Si une large partie de la population semble maintenant admettre les effets négatifs du numérique et du progrès et l’existence d’une urgence climatique, trop peu de personnes se décident encore à franchir le pas et à mener un combat qui semble logiquement inéluctable, bien que ces progrès technologiques nous semblent dans le meme temps acquis.

Bien qu’il ne fasse aucun doute que Theodore Kaczynski est un terroriste, il n'en reste pas moins que sa pensée trouve, sous certains aspects, une résonance particulière en 2022. Ce n’est d’ailleurs pas un hasard si son nom est récemment très présent dans la culture populaire avec notamment la diffusion en 2017 de la série télévisée Manhunt ou de la docu-série Unabomber : sa vérité en 2018 et évidemment avec la sortie du film Ted K du réalisateur américain Tony Stone.

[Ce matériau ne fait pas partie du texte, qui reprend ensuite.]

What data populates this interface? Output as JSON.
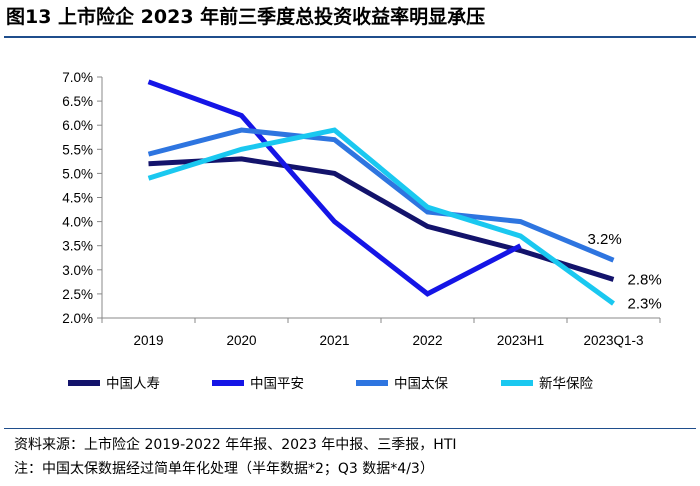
{
  "title": "图13 上市险企 2023 年前三季度总投资收益率明显承压",
  "source_note": "资料来源：上市险企 2019-2022 年年报、2023 年中报、三季报，HTI",
  "footnote": "注：中国太保数据经过简单年化处理（半年数据*2；Q3 数据*4/3）",
  "chart_data": {
    "type": "line",
    "title": "",
    "xlabel": "",
    "ylabel": "",
    "categories": [
      "2019",
      "2020",
      "2021",
      "2022",
      "2023H1",
      "2023Q1-3"
    ],
    "ylim": [
      0.02,
      0.07
    ],
    "yticks": [
      0.02,
      0.025,
      0.03,
      0.035,
      0.04,
      0.045,
      0.05,
      0.055,
      0.06,
      0.065,
      0.07
    ],
    "ytick_labels": [
      "2.0%",
      "2.5%",
      "3.0%",
      "3.5%",
      "4.0%",
      "4.5%",
      "5.0%",
      "5.5%",
      "6.0%",
      "6.5%",
      "7.0%"
    ],
    "grid": false,
    "legend_position": "bottom",
    "series": [
      {
        "name": "中国人寿",
        "color": "#13136b",
        "values": [
          0.052,
          0.053,
          0.05,
          0.039,
          0.034,
          0.028
        ]
      },
      {
        "name": "中国平安",
        "color": "#1515e6",
        "values": [
          0.069,
          0.062,
          0.04,
          0.025,
          0.035,
          null
        ]
      },
      {
        "name": "中国太保",
        "color": "#2e75e0",
        "values": [
          0.054,
          0.059,
          0.057,
          0.042,
          0.04,
          0.032
        ]
      },
      {
        "name": "新华保险",
        "color": "#1ac8f0",
        "values": [
          0.049,
          0.055,
          0.059,
          0.043,
          0.037,
          0.023
        ]
      }
    ],
    "annotations": [
      {
        "text": "3.2%",
        "series": "中国太保",
        "category": "2023Q1-3"
      },
      {
        "text": "2.8%",
        "series": "中国人寿",
        "category": "2023Q1-3"
      },
      {
        "text": "2.3%",
        "series": "新华保险",
        "category": "2023Q1-3"
      }
    ]
  }
}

Si la plupart des idées de Theodore Kaczynski ne trouveront surement jamais d’écho dans nos sociétés, ses mises en garde peuvent néanmoins nous être utiles pour repousser les velléités des entreprises américaines de la tech, notamment en matière de mondes virtuels, ou pour nous enjoindre à préserver les zones naturelles encore vierges de toute influence humaine.